Nous reproduisons ici une courte biographie publiée par Ingénieurs civils (1905) :

Le Comité supérieur de rédaction du Génie Civil vient de faire une nouvelle perte en la personne de M. Urbain Le Verrier, décédé à Eaubonne, près de Paris, le 2 juin 1907, à la suite d'une longue et douloureuse maladie.

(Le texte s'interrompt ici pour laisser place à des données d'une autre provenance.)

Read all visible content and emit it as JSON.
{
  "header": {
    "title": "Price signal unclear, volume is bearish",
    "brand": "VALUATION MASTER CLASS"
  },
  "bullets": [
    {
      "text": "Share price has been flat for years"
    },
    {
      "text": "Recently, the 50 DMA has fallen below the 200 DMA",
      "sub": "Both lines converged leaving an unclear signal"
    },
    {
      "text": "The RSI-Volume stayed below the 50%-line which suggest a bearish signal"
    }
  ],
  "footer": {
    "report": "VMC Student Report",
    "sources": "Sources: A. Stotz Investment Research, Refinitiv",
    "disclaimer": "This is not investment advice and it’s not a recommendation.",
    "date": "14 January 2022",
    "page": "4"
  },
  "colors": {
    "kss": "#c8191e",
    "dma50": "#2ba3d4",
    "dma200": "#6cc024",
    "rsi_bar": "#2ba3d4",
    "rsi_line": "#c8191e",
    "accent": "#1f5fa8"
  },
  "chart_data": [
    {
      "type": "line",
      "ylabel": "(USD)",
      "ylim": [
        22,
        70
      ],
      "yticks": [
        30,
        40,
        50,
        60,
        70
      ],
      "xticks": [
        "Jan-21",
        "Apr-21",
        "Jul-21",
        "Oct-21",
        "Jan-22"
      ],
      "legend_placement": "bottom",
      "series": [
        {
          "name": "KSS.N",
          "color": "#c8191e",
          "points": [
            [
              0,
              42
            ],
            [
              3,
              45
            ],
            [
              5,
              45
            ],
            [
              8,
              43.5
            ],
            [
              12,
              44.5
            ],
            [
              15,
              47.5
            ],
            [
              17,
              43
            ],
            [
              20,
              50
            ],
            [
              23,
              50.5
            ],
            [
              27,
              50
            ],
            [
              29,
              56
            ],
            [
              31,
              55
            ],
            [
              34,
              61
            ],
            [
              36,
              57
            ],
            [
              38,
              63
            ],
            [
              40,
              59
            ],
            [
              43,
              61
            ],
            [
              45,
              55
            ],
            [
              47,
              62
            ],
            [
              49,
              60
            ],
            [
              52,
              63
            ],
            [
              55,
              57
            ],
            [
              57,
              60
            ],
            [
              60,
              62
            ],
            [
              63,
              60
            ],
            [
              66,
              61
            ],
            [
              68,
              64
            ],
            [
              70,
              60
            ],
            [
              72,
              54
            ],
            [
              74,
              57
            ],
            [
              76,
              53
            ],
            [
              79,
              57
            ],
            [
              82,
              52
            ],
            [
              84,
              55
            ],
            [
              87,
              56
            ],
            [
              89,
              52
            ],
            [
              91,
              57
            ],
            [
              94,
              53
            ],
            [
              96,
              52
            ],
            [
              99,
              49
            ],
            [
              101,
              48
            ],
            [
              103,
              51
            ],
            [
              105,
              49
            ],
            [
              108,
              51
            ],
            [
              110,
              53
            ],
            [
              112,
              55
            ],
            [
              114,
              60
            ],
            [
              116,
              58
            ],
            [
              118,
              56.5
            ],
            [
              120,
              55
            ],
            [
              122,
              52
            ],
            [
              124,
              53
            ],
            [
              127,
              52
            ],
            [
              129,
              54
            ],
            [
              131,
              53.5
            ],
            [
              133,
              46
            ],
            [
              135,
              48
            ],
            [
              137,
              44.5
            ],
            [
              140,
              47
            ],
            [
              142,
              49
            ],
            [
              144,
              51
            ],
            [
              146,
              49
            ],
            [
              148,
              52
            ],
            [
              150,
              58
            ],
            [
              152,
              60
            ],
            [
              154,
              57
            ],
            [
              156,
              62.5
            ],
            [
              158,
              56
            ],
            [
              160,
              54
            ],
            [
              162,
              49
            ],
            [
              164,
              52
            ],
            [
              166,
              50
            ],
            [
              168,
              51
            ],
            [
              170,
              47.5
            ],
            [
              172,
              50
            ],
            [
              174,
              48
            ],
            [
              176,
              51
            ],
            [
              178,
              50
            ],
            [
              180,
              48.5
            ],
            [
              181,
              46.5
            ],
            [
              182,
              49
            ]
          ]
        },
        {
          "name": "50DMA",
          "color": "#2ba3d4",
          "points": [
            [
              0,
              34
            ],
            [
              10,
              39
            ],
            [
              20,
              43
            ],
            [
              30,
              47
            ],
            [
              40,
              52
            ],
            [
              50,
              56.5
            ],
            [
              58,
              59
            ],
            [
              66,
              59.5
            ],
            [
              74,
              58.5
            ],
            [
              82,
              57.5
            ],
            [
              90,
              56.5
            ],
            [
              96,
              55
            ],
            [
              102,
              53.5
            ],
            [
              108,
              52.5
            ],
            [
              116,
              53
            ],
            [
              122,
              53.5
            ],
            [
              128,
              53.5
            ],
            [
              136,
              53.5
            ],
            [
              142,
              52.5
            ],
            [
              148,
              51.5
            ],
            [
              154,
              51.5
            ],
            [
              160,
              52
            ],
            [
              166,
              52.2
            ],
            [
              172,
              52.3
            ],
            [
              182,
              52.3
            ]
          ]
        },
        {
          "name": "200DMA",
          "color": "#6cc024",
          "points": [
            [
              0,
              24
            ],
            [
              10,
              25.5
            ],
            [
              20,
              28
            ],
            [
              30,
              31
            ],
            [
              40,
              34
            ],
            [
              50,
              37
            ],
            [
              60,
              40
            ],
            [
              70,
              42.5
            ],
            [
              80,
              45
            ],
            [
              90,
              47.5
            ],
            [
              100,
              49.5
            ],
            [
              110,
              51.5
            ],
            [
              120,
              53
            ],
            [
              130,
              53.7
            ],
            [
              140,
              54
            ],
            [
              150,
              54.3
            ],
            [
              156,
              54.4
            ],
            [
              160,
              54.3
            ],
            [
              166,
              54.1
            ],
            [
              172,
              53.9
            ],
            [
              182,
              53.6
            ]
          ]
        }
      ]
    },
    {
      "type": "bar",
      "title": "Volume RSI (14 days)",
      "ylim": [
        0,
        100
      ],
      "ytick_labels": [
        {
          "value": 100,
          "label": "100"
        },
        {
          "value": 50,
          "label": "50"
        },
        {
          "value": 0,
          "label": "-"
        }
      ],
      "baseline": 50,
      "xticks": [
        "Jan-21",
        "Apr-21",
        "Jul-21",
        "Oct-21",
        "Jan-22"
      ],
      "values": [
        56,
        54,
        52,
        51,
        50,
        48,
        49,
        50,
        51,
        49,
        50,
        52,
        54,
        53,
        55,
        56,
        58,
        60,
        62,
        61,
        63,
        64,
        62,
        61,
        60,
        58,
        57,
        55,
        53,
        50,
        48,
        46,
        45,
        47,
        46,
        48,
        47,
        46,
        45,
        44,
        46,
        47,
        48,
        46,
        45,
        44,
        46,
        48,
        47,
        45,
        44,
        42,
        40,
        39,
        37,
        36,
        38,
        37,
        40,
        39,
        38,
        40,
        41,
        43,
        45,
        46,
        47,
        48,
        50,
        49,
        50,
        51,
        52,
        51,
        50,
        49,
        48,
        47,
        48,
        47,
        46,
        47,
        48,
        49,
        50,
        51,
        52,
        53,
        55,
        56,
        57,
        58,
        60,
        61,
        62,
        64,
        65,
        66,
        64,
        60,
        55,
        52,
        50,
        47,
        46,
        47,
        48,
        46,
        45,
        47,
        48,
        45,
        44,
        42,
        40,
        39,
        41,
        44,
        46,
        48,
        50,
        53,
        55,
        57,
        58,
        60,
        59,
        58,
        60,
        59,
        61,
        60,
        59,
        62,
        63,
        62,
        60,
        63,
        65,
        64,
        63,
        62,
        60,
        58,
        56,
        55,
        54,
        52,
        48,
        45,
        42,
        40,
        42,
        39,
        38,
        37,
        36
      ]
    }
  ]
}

Fils du grand astronome, M. Le Verrier était né à Paris le 7 novembre 1848. Il était entré à l'École Polytechnique à l'âge de dix-huit ans et avait été nommé Ingénieur au Corps des Mines en 1872. Après avoir, pendant de longues années, professé les cours de métallurgie, de chimie et de préparation mécanique des minerais à l'École des Mines de Saint-Étienne, il fut nommé Ingénieur en chef à Marseille, en 1888, où il professa en même temps le cours de minéralogie a la Faculté des Sciences de cette ville.

En 1890, lors de la création de ce cours au Conservatoire des Arts et Métiers, il avait été nommé professeur de métallurgie et travail des métaux. L'année dernière, la maladie l'avait déjà obligé à se faire suppléer dans ce cours et il avait désigné lui-même à cet effet notre collaborateur M. Léon Guillet.

M. Le Verrier était également, depuis 1893, professeur aux cours préparatoires de l'École supérieure des Mines, où il était chargé du cours de physique.

Comme on le voit, M. Le Verrier a fourni une brillante carrière de professeur. Il a publié des travaux très estimés, notamment ses cours de l'école des Mines de Saint-Etienne et divers ouvrages sur les procédés de chauffage, la fonderie, l'électrométallurgie, etc. Il était chevalier de la Légion d'honneur.

Sa perte a été vivement ressentie par tous ses collègues du Comité supérieur du Génie Civil, qui avaient pour lui la plus grande estime.


[D'après André Thépot, Les Ingénieurs des mines du XIXème siècle] : En 1899, Urbain Le Verrier va en Russie en compagnie de techniciens belges, rechercher de la houille dans les domaines du prince Kolgorouki.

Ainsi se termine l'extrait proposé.